Un dictionnaire de l’historien, et non des historiens

Dirigé par le contemporéaniste Jean-François Sirinelli et par la médiéviste Claude Gauvart, ce Dictionnaire de l’historien comporte 355 entrées rédigées par près de 200 auteurs, presque tous universitaires et spécialistes reconnus de leur champ de recherche. D’inégale longueur et d’inégale densité, les notices constituent souvent de commodes mises au point scientifiques et historiographiques sur des notions jugées essentielles, assorties la plupart du temps d’utiles indications bibliographiques : impérialisme, Eglise, mode, médias, nazisme, cultures politiques, médias font ainsi l’objet d’une entrée. Ce Dictionnaire invite également à se pencher sur l’épistémologique sur l’histoire en explorant des notions telles que l’événement, l’éthique de l’historien, l’archive ou bien encore les différents champs historiques (l’histoire culturelle, l’histoire du temps présent, l’histoire des sciences…). Enfin, cet ouvrage fournit des éléments de réflexion sur les liens entre connaissance et diffusion des savoirs : une entrée sur les musée ou sur la vulgarisation figure ainsi dans ce dictionnaire, dans lequel on ne trouvera aucune entrée sur les icônes de la discipline ou sur les revues phares.

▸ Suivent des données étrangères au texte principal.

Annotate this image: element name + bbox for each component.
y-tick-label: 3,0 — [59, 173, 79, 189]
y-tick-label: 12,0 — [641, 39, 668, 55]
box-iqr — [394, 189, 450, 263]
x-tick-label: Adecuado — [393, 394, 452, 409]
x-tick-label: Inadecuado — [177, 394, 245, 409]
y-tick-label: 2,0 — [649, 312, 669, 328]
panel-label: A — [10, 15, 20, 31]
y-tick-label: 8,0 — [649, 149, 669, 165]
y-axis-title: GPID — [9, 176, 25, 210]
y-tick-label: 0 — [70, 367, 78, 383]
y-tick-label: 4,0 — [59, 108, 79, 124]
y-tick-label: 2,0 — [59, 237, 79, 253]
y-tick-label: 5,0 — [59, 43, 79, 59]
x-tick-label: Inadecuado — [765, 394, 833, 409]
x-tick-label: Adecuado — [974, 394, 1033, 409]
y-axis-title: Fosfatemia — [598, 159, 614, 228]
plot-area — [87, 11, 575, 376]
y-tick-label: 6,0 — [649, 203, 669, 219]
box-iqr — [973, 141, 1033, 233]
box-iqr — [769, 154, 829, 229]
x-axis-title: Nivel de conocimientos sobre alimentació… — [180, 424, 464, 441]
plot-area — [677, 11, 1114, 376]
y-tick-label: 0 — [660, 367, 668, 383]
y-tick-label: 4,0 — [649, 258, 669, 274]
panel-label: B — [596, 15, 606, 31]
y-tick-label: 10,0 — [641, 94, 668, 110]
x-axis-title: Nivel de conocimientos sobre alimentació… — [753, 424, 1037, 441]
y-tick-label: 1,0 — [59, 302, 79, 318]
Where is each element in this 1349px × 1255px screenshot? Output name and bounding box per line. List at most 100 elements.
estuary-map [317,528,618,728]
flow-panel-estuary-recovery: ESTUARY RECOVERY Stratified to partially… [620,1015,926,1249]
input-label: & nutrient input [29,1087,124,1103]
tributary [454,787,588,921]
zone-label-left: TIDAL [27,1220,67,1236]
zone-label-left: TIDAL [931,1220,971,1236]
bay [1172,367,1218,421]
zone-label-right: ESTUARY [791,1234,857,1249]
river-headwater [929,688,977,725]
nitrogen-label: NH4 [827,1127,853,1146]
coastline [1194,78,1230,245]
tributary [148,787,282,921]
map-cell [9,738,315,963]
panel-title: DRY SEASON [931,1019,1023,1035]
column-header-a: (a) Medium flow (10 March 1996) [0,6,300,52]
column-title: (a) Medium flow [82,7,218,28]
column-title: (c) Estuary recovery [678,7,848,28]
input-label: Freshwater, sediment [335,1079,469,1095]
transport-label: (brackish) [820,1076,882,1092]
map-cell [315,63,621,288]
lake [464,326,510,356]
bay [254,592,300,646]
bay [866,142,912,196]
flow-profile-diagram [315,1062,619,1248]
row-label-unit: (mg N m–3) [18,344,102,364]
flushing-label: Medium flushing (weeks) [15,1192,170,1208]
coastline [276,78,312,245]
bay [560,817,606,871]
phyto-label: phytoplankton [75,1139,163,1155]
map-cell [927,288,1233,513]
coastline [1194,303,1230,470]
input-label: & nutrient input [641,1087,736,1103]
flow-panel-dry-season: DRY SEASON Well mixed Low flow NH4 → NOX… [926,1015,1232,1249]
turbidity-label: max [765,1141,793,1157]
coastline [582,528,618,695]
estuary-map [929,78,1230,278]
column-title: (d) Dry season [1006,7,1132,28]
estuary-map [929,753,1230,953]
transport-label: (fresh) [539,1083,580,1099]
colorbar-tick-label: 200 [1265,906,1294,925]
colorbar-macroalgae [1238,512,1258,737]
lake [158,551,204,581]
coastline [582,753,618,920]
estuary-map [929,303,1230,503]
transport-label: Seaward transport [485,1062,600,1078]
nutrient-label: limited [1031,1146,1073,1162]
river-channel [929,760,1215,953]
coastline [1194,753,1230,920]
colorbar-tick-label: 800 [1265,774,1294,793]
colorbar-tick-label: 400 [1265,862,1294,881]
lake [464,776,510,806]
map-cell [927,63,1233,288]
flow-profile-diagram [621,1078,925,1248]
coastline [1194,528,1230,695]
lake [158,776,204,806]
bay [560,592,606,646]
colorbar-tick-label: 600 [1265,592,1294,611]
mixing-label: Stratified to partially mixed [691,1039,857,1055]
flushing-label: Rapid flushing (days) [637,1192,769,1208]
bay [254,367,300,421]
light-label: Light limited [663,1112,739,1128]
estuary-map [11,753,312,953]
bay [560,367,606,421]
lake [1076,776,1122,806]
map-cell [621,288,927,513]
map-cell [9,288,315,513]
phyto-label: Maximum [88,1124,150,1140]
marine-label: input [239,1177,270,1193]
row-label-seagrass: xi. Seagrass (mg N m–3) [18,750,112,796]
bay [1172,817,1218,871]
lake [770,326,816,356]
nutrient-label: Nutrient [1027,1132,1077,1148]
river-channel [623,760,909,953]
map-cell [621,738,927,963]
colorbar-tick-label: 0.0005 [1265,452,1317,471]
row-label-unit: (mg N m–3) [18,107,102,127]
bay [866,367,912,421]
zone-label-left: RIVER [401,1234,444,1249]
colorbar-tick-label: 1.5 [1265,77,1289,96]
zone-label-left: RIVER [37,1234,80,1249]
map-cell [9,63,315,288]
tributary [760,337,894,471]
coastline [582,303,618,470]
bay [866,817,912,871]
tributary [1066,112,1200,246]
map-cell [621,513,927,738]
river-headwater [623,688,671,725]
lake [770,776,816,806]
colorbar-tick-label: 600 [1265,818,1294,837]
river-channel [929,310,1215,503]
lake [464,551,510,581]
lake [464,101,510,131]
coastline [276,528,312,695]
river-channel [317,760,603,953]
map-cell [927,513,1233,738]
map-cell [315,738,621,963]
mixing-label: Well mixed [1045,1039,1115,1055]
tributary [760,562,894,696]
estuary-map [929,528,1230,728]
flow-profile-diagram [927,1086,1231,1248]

Les défauts de ses qualités

Ce livre permet donc de dresser un état des lieux de la discipline. Il est évident que l’exhaustivité étant impossible à atteindre, Jean-François Sirinelli et Claude Gauvart ont dû procédé à des choix afin de retenir, et surtout, d’écarter, certaines entrées : l’Asie est bien présente, tout comme l’Europe, mais l’Afrique, en tant que telle, ne figure pas dans l’ouvrage. Il en est de même de certaines périodes historiques comme l’Antiquité tardive. De la même manière, on y trouve une notice sur le genre, sur l’intime, mais pas sur le corps. Selon les centres d’intérêt des uns et des autres, selon aussi la sensibilité politique, religieuse ou idéologique de chaque lecteur, ces choix pourront apparaître étonnants, voire incongrus.
Quant au contenu des notices, il est parfois inégal. Les notions s’étalant sur un temps long et recouvrant des réalités politiques, sociales et culturelles très diverses (impérialisme, monarchie, Eglise…) s’avèrent souvent complexes et difficiles à traiter. L’entrée sur la Shoah laisse perplexe car elle présente bien davantage une histoire du mot qu’un état des lieux de l’historiographie, pourtant riche en controverses. A l’inverse, la notice sur les médias, très dense, propose une mise au point tant historiograhique scientifique.
On pourra également noter le caractère très européo-centré, voire franco-centré de nombreuses notices : peu de références à l’historiographie étrangère figurent en effet dans les différentes contributions, y compris pour celles présentant des notions dont la compréhension (et donc la mise en histoire) diffèrent profondément selon les sociétés. C’est le cas notamment de la laïcité, analysée essentiellement à partir du cas français. La World history, quant à elle, ne figure pas dans le dictionnaire.
On peut enfin regretter une présentation sommaire des contributeurs dont le parcours et le positionnement dans le champ institutionnel, scientifique voire politique ou idéologique auraient pourtant, parfois, permis d’éclairer certaines notices.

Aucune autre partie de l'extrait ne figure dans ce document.